The Durham City Freemen give hundreds of pounds to a range of good causes every year, with cash raised from its historic interests in the city.

But bosses at the organisation, which is attempting to halt Durham County Council’s (DCC) plans for a car park on protected land at the Sands to serve its new £50 million HQ, claim disputes with the local authority have hampered its philanthropic efforts.

“The land for the car park is a modest area of the wider Sands, the Freemen have common rites of grazing going back for centuries, and they have been recorded since at least 1860,” said Nicola Allen, a planning law specialist acting for the City of Durham Parish Council and the Freemen.

“These rights are important to the freedmen, as they are reflected and recognised in payments and, of course, the money is applied for charitable purposes in Durham.”

Allen was speaking at the third day of a public inquiry into an application to strip the site, formerly a coach park, of its protected ‘common land’ status.

DCC’s application would see a 0.17-hectare portion of the Sands stripped of its common land status, with an alternative site more than 10 times larger offered at Aykley Heads as a replacement.

Philip Wills, the Freemen’s clerk, told the inquiry ‘considerable sums’ had been spent on legal costs following disputes with the county council in recent years, limiting the organisation’s budget for charitable donations.

But Stephen Whale, acting for DCC, insisted the car park plans would not directly affect the Freemen’s finances.

He said: “At the moment [the Freemen] surrender their right to graze in return for money.

“If the grazing right is transferred to the replacement land at Aykley Heads, they can again surrender that right for money, as they have done for over 100 years.”

He added: “If the application is granted, it will not cause the Freeman any financial loss.”

County bosses have defended their process for attempting to secure permission to build on protected land.
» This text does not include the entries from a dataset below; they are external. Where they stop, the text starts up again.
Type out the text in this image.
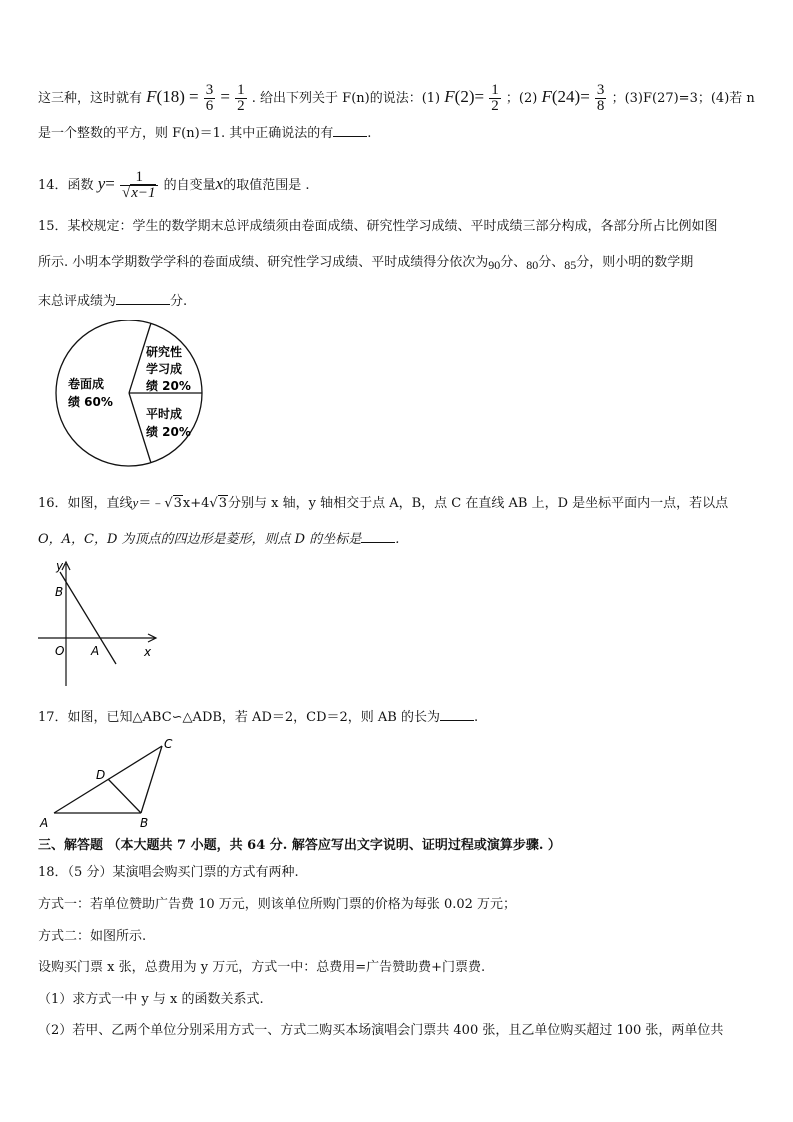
这三种，这时就有 $F(18) = \frac{3}{6} = \frac{1}{2}$ . 给出下列关于 F(n)的说法：(1) $F(2)= \frac{1}{2}$ ；(2) $F(24)= \frac{3}{8}$ ；(3)F(27)=3；(4)若 n
是一个整数的平方，则 F(n)＝1. 其中正确说法的有	.
14．函数 $y= \frac{1}{√x-1}$ 的自变量x的取值范围是 .
15．某校规定：学生的数学期末总评成绩须由卷面成绩、研究性学习成绩、平时成绩三部分构成，各部分所占比例如图
所示. 小明本学期数学学科的卷面成绩、研究性学习成绩、平时成绩得分依次为90分、80分、85分，则小明的数学期
末总评成绩为	分.
卷面成
绩 60%
研究性
学习成
绩 20%
平时成
绩 20%
16．如图，直线y＝﹣√3x+4√3分别与 x 轴，y 轴相交于点 A，B，点 C 在直线 AB 上，D 是坐标平面内一点，若以点
O，A，C，D 为顶点的四边形是菱形，则点 D 的坐标是	.
y
B
O A	x
17．如图，已知△ABC∽△ADB，若 AD＝2，CD＝2，则 AB 的长为	.
C
D
A	B
三、解答题 （本大题共 7 小题，共 64 分. 解答应写出文字说明、证明过程或演算步骤. ）
18．（5 分）某演唱会购买门票的方式有两种.
方式一：若单位赞助广告费 10 万元，则该单位所购门票的价格为每张 0.02 万元；
方式二：如图所示.
设购买门票 x 张，总费用为 y 万元，方式一中：总费用=广告赞助费+门票费.
（1）求方式一中 y 与 x 的函数关系式.
（2）若甲、乙两个单位分别采用方式一、方式二购买本场演唱会门票共 400 张，且乙单位购买超过 100 张，两单位共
Durham County Council (DCC) is currently defending its application to de-register part of the Sands site, in Durham City, as ‘common land’ to make way for a car park.

Giving evidence to a government assessor, it has insisted it sought to secure planning permission for its controversial new £50 million HQ before applying to strip the area of its special status to avoid accusations of pre-judging the decision.

“The county council was the applicant for planning permission for the new HQ in development and it was also the decision maker as local planning authority,” said Stephen Whale, a planning law specialist acting for DCC.

“It decided to apply for de-registration and exchange regarding the common land after planning permission was granted because it did not want to give any impression that the outcome of the planning application was in any way predetermined.

“It was not predetermined – the planning commission was granted on April 1, 2019, the common land application is dated August 22, 2019.”

Whale was speaking today (Thursday, April 29) at the third day of a public inquiry into the application to strip the site, formerly a coach park, of its common land status.

He added attempts to remove the protections had also been delayed by a bid for a judicial review of the HQ plans by the City of Durham Parish Council.

The question of why the county council processed its planning application before seeking to remove the common land status, was posed by Jean Crowden, a registered objector taking part in the inquiry.

The inquiry has now adjourned and is expected to resume for at least three more days in May.